Groups will find one-of-a-kind pieces throughout this creatively designed space, which recently underwent a complete renovation to make the shopping experience more interactive. A massive jewelry case in the center of the store has 15 drawers’ worth of unique jewelry; historic art gallery walls now showcase drawings, paintings and other artwork. Shoppers have the chance to experience as much or as little artwork as they choose to explore.
“What I really enjoy is when I watch people in this shop, the artwork encourages all this dialogue,” she added. “They are not only shopping but they’re having this experience where they’re walking through the artwork and the designs, and they’re discussing it. This year, we renovated the store, and now we have this whole interactive part of the store that’s keeping people in the store longer. It’s made people feel like they’re discovering something, and I think that enhances the shopping experiences.”
Shortly after playing host to the World’s Fair in 1984, the city of New Orleans began developing the fair’s Mississippi waterfront land into what is today known as the Riverwalk Marketplace. Although the mall stretches from the busy steps of Canal Street and has attracted shoppers and tourists alike, it has not undergone any major enhancements since its grand opening in 1986 until now.
“This summer we made the very exciting announcement that Riverwalk will undergo an extensive renovation and reopen as the Outlet Collection at Riverwalk late next year,” said Katie Fauquier, a representative for the Riverwalk Marketplace. “Although the mall will be closed during construction, the Outlet Collection at Riverwalk is expected to open in late 2013.”

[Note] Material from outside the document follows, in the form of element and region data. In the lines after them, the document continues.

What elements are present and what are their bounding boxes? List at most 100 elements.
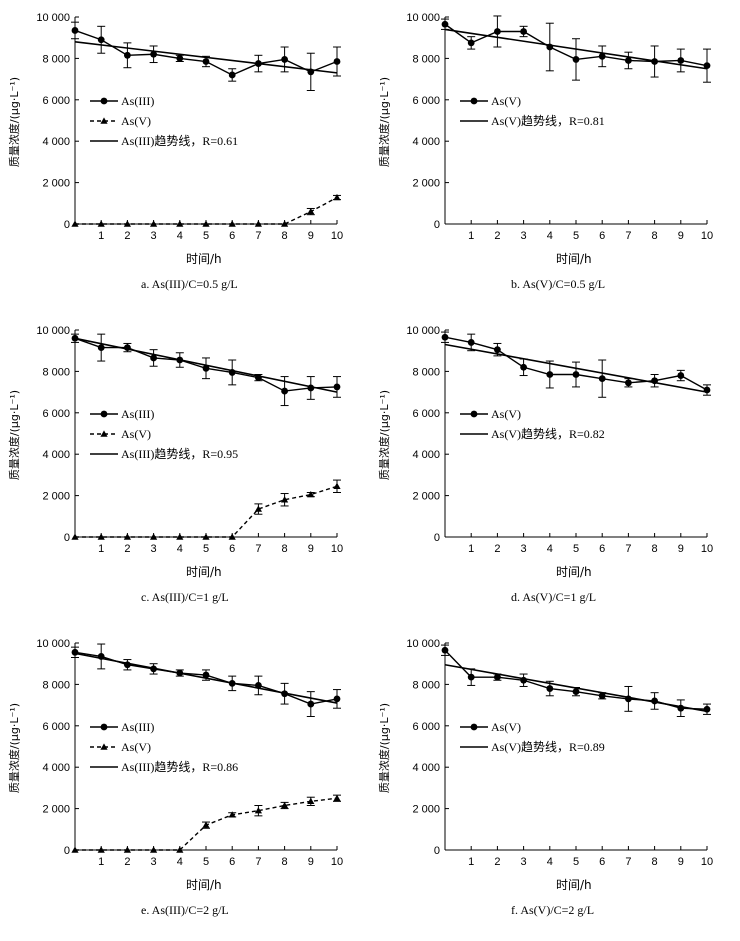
y-tick-label: 2 000	[42, 178, 70, 190]
y-tick-label: 10 000	[36, 12, 70, 24]
chart-svg: 0 2 000 4 000 6 000 8 000 10 000 1 2 3 4 5 6 7 8 9 10	[36, 325, 343, 555]
legend-swatch	[460, 120, 488, 122]
x-tick-label: 10	[331, 856, 343, 868]
y-tick-label: 10 000	[406, 12, 440, 24]
panel-caption: f. As(V)/C=2 g/L	[511, 903, 595, 917]
x-tick-label: 1	[468, 543, 474, 555]
legend-label: As(III)	[121, 407, 155, 421]
x-tick-label: 4	[547, 230, 553, 242]
x-tick-label: 2	[124, 856, 130, 868]
panel-caption: a. As(III)/C=0.5 g/L	[141, 277, 238, 291]
x-tick-label: 1	[468, 230, 474, 242]
legend-label: As(V)	[121, 740, 151, 754]
x-tick-label: 5	[203, 856, 209, 868]
y-tick-label: 2 000	[412, 804, 440, 816]
x-tick-label: 7	[625, 543, 631, 555]
legend-label: As(III)趋势线，R=0.95	[121, 447, 239, 461]
series-solid-circle	[71, 21, 341, 91]
circle-marker	[467, 339, 475, 346]
y-tick-label: 10 000	[406, 638, 440, 650]
circle-marker	[281, 56, 288, 63]
trend-line	[74, 337, 338, 393]
x-tick-label: 7	[625, 856, 631, 868]
triangle-marker	[97, 846, 105, 853]
triangle-marker	[202, 220, 210, 227]
y-tick-label: 2 000	[412, 178, 440, 190]
circle-marker	[333, 58, 341, 65]
triangle-marker	[333, 193, 341, 201]
panel-caption: c. As(III)/C=1 g/L	[141, 590, 229, 604]
legend-label: As(III)趋势线，R=0.86	[121, 760, 239, 774]
y-axis-title: 质量浓度/(μg·L⁻¹)	[8, 76, 21, 167]
legend-swatch	[90, 97, 118, 105]
x-tick-label: 7	[255, 856, 261, 868]
chart-svg: 0 2 000 4 000 6 000 8 000 10 000 1 2 3 4 5 6 7 8 9 10	[406, 325, 713, 555]
series-dashed-triangle	[71, 479, 341, 540]
y-tick-label: 2 000	[412, 491, 440, 503]
x-axis-title: 时间/h	[556, 878, 592, 892]
circle-marker	[677, 372, 685, 379]
x-tick-label: 8	[282, 230, 288, 242]
y-tick-label: 4 000	[412, 449, 440, 461]
y-tick-label: 10 000	[36, 638, 70, 650]
circle-marker	[470, 97, 478, 105]
legend-swatch	[90, 453, 118, 455]
triangle-marker	[176, 220, 184, 227]
y-tick-label: 0	[64, 845, 70, 857]
circle-marker	[467, 39, 475, 47]
series-dashed-triangle	[71, 794, 341, 853]
circle-marker	[598, 375, 606, 383]
x-tick-label: 8	[652, 543, 658, 555]
circle-marker	[520, 363, 527, 371]
circle-marker	[494, 346, 501, 354]
legend-swatch	[460, 746, 488, 748]
x-tick-label: 5	[573, 230, 579, 242]
circle-marker	[100, 97, 108, 105]
circle-marker	[97, 344, 105, 351]
circle-marker	[333, 383, 341, 391]
legend-label: As(V)	[121, 427, 151, 441]
legend-label: As(V)趋势线，R=0.89	[491, 740, 605, 754]
x-tick-label: 2	[494, 543, 500, 555]
triangle-marker	[97, 220, 105, 227]
y-tick-label: 0	[434, 845, 440, 857]
x-tick-label: 5	[203, 543, 209, 555]
series-trend	[444, 28, 708, 70]
y-tick-label: 6 000	[412, 95, 440, 107]
circle-marker	[71, 27, 79, 34]
x-tick-label: 7	[625, 230, 631, 242]
legend-swatch	[90, 430, 118, 437]
circle-marker	[281, 387, 288, 395]
y-tick-label: 4 000	[42, 762, 70, 774]
x-tick-label: 4	[177, 856, 183, 868]
panel-caption: b. As(V)/C=0.5 g/L	[511, 277, 606, 291]
trend-line	[444, 663, 708, 713]
triangle-marker	[150, 846, 158, 853]
circle-marker	[572, 688, 580, 696]
circle-marker	[572, 371, 580, 378]
x-tick-label: 2	[494, 230, 500, 242]
legend-label: As(III)趋势线，R=0.61	[121, 134, 239, 148]
chart-svg: 0 2 000 4 000 6 000 8 000 10 000 1 2 3 4 5 6 7 8 9 10	[36, 12, 343, 242]
triangle-marker	[254, 220, 262, 227]
chart-panel: 0 2 000 4 000 6 000 8 000 10 000 1 2 3 4 5 6 7 8 9 10 质量…	[0, 0, 370, 313]
chart-panel: 0 2 000 4 000 6 000 8 000 10 000 1 2 3 4 5 6 7 8 9 10 质量…	[370, 313, 740, 626]
series-solid-circle	[441, 331, 711, 398]
y-tick-label: 2 000	[42, 491, 70, 503]
x-axis-title: 时间/h	[186, 252, 222, 266]
triangle-marker	[97, 533, 105, 540]
y-tick-label: 6 000	[412, 721, 440, 733]
triangle-marker	[176, 533, 184, 540]
x-tick-label: 10	[331, 230, 343, 242]
trend-line	[74, 41, 338, 74]
x-tick-label: 9	[308, 856, 314, 868]
legend-label: As(V)	[491, 94, 521, 108]
panel-caption: d. As(V)/C=1 g/L	[511, 590, 597, 604]
x-tick-label: 3	[521, 543, 527, 555]
legend-swatch	[460, 97, 488, 105]
x-tick-label: 6	[229, 856, 235, 868]
triangle-marker	[254, 505, 262, 512]
triangle-marker	[123, 533, 131, 540]
x-tick-label: 10	[331, 543, 343, 555]
panel-caption: e. As(III)/C=2 g/L	[141, 903, 229, 917]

The remodeled Riverwalk will feature national and local retailers along with more than 250,000 square feet of shopping space appropriate for groups. The focus of the remodel is to revitalize this historic area into New Orleans’ first upscale downtown outlet, but the planners knew that it wouldn’t be a New Orleans attraction without some good Creole cooking and live music options as well, and made sure to include plenty of space for dining and entertainment. Although there is no set opening date in 2013, Fauquier quipped that it will be well worth the wait for groups looking to spend some time — and money — in New Orleans. More information on the remodel and the reopening plans is available at the company’s website.
From high-end shoes and vintage clothing to fishing gear and artisan treats, King Street in Alexandria, Virginia, has more to offer groups than most amusement parks would have for children. Touted as “historic authenticity with modern shopping,” this street features shops located in historic buildings that date back to George Washington’s time and is located only minutes from that former president’s famous Mount Vernon Estate.
“Knowing you are walking where our nation’s president walked is not something every city can offer,” said Laurie Bledy, group sales manager for the Alexandria Convention and Visitors Association, who also noted that King Street is one of the few shopping destinations listed on the National Register of Historic Places. “My favorite thing about Alexandria shopping is talking to the store owners. There is a real sense of pride and dedication they take to not only make their own store succeed, but the community around them as well. They are personable and offer high-quality merchandise.”
Groups exploring the streets of Alexandria will find everything from boutique shopping at the Shoe Hive to booths where local artists can sell their original pieces at the Torpedo Factory Art Center. The area also boasts great dining options, such as the historic Fish Market, which sells award-winning clam chowder. The La Fromagerie Cheese and Wine Bistro is a great fit for those who may be more inclined to take a load off and sit back with a glass of vino after a fun day spent shopping with friends.
Another key to this city’s success as a shopping destination is that groups shopping along King Street can simply hitch a ride on the free King Street Trolley to give weary arms and legs a rest from struggling with bags filled with recent purchases.